Cachaças de Salinas recebem Selo de Identificação Geográfica

SALINAS – A Associação dos Produtores Artesanais da Cachaça dessa cidade (APACS), comemora o lançamento do Selo de Origem e Identificação Geográfica, emitido pelo Instituto Mineiro de Agropecuária (IMA). O Selo foi lançado durante a solenidade de abertura do XII Festival Mundial da Cachaça, realizado em Salinas entre os dias 12 e 14 de julho, com exposições de 65 estandes e divulgação de 50 rótulos.

Toda a fama da bebida salinense, reunida numa combinação de fatores, como clima e solo propícios para plantação da cana de açúcar, resultou na conquista do Selo de Indicação Geográfica, cujo processo de identificação e cadastramento dos produtores será iniciado. “O Selo preserva a autentica cachaça de qualidade da região de Salinas. É um Selo de autenticidade”, resume Nivaldo das Neves, presidente da APACS.

Na região de Salinas, conforme a Emater, existem 56 marcas de cachaças, que geram 1.120 empregos diretos e indiretos. Apenas em Salinas, 20 produtores têm alambiques próprios e existem também oito estandartizadoras e engarrafadoras que compram a cachaça de pequenos produtores e colocam a própria marca.

Para o gerente regional da Emater, Reginaldo Ângelo de Souza, que vem acompanhando o processo da Indicação Geográfica há mais de dois anos, “o Selo agrega valor à bebida e representa ganhos tanto para o consumidor, quanto para o produtor, pois dá a segurança de um produto único de uma região, tendo a garantia de paladar, cheiro e modo de fabricação”. "Os produtores ganham mais com o que produzem, melhorando a própria qualidade de vida e dos que participam da cadeia produtiva, como os agricultores familiares fornecedores da cana de açúcar e da mão de obra”, destaca Reginaldo.
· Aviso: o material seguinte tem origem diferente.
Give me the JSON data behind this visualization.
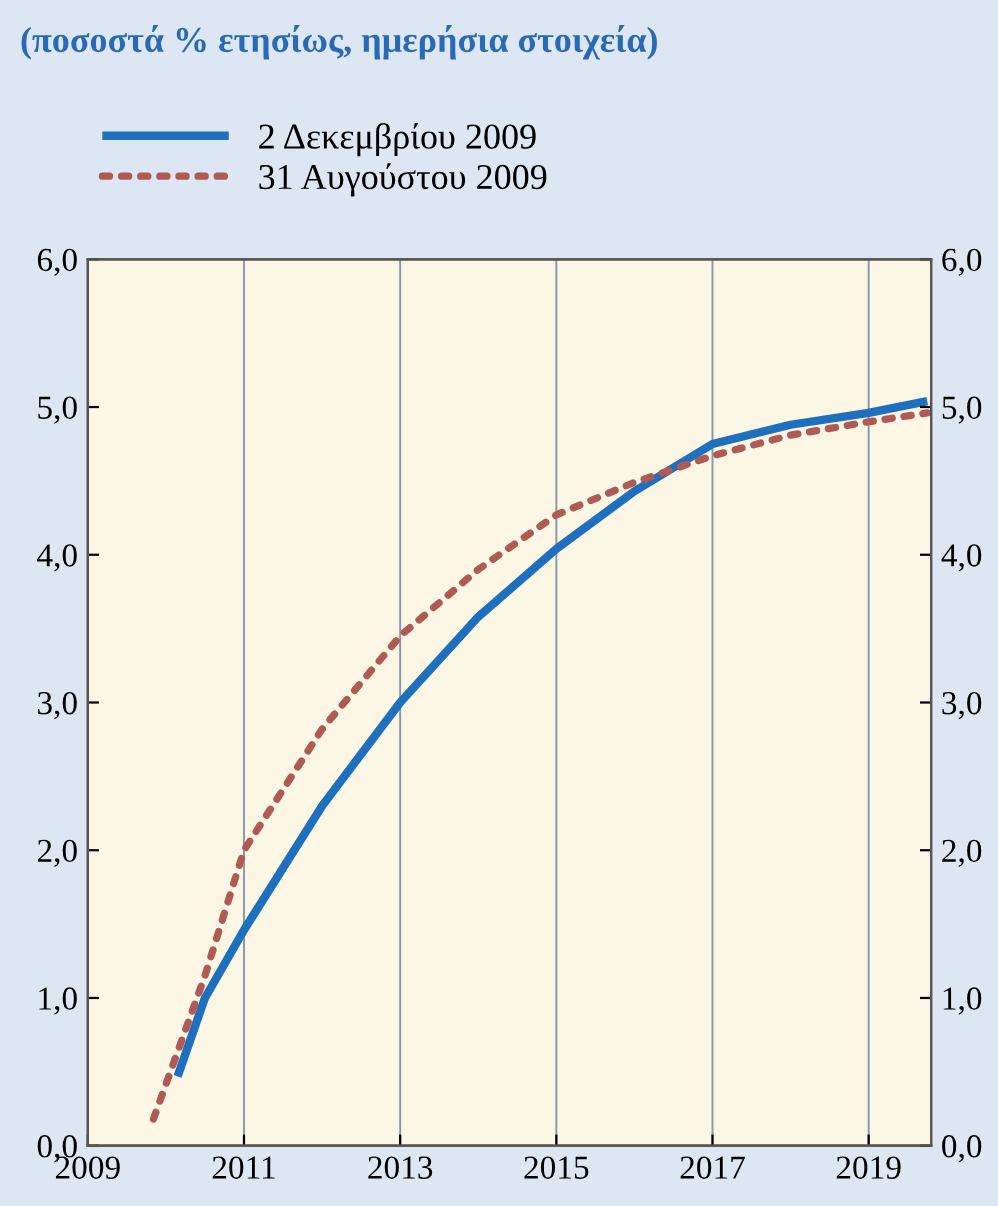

Certificação – O Campus do IFNMG de Salinas, juntamente com a Unimontes, fará as análises das cachaças que receberão o Selo de Indicação Geográfica, permitindo que a produção da bebida seja considerada tecnologicamente homogênea, controlando a qualidade e a padronização do produto.

O Campus Salinas já possui laboratórios e profissionais para desenvolver as tarefas de avaliação da conformidade, segundo requisitos estabelecidos com vistas a propiciar o desenvolvimento de tecnologia para aperfeiçoar e controlar a qualidade e padronização da bebida por meio do aprimoramento fisico-quimico e sensorial. “Com a padronização das cachaças, vamos poder atingir, com facilidade, os mercados internacionais”, afirmou a diretora do Campus Salinas, professora Maria Araci Magalhães.